Professionnellement, elle se retrouve alors pro­pul­sée dans un poste qui ne cor­res­pond pas exac­te­ment à ses com­pé­tences. « À l’é­poque, j’é­tais assis­tante médi­cale, mais ma véri­table pro­fes­sion, c’est assis­tante de direc­tionÀ la fin de ma car­rière à la méde­cine du tra­vail de Grenoble, rue des Colibris, j’é­tais en charge du ser­vice de recou­vre­ment, ce qui était bien plus dans mes cordes. Mais quand j’ai com­mencé, il fal­lait bien trou­ver un tra­vail ! »

 

 

Mireille d’Ornano du gaullisme au FN

 

Malgré ce chan­ge­ment de cap pro­fes­sion­nel, elle conserve sa pas­sion pour la poli­tique. « La poli­tique, je l’ai com­men­cée à 25 ans, au RPR, en Charente.

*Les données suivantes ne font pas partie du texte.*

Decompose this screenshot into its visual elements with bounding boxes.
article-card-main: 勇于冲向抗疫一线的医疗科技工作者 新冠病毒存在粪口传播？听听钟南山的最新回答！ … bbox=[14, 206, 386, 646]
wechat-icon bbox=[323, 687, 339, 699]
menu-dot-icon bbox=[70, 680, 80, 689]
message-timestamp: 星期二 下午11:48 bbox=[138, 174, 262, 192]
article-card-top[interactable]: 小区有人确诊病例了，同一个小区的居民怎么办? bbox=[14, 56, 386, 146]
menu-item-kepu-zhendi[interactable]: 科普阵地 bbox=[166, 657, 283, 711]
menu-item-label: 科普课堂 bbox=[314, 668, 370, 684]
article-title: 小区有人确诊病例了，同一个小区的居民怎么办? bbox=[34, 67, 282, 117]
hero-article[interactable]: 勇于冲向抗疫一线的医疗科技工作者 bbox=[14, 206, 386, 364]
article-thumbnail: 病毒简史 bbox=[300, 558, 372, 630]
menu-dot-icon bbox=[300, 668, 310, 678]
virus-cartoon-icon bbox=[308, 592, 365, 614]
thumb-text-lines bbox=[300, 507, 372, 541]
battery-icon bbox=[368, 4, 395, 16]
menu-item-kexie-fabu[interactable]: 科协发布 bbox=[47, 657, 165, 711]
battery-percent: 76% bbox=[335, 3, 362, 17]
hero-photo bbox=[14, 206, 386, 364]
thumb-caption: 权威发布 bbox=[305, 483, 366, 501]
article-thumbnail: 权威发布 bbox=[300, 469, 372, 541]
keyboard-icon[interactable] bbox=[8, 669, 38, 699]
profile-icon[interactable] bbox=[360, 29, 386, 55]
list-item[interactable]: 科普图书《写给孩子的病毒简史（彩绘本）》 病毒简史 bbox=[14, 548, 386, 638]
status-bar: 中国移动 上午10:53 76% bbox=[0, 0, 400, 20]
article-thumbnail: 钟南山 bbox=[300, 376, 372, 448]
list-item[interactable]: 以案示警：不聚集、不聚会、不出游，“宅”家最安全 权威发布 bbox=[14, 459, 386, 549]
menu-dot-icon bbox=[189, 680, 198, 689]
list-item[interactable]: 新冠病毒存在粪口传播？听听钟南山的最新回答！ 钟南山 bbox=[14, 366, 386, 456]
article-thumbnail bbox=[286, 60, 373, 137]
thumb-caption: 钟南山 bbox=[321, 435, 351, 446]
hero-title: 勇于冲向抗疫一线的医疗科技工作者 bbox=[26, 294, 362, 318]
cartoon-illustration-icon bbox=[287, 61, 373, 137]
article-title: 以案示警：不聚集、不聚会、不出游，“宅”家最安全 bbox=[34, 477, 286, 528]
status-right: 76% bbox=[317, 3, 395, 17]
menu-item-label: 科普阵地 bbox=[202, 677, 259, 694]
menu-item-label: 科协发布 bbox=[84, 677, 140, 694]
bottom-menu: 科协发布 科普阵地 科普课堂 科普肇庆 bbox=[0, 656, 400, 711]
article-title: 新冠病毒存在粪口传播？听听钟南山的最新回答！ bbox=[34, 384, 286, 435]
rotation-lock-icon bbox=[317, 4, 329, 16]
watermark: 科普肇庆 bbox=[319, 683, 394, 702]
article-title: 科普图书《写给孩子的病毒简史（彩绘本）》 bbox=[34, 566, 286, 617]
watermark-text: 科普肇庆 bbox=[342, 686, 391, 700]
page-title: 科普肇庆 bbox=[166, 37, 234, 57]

J’ai été délé­guée à la condi­tion fémi­nine RPR et char­gée de mis­sion pour la Charente dans une asso­cia­tion gaul­liste. Qui d’ailleurs existe tou­jours. Cela s’ap­pelle Femmes à venir », déclare-t-elle. C’est donc une car­rière poli­tique four­nie que nous dévoile la can­di­date de 68 ans.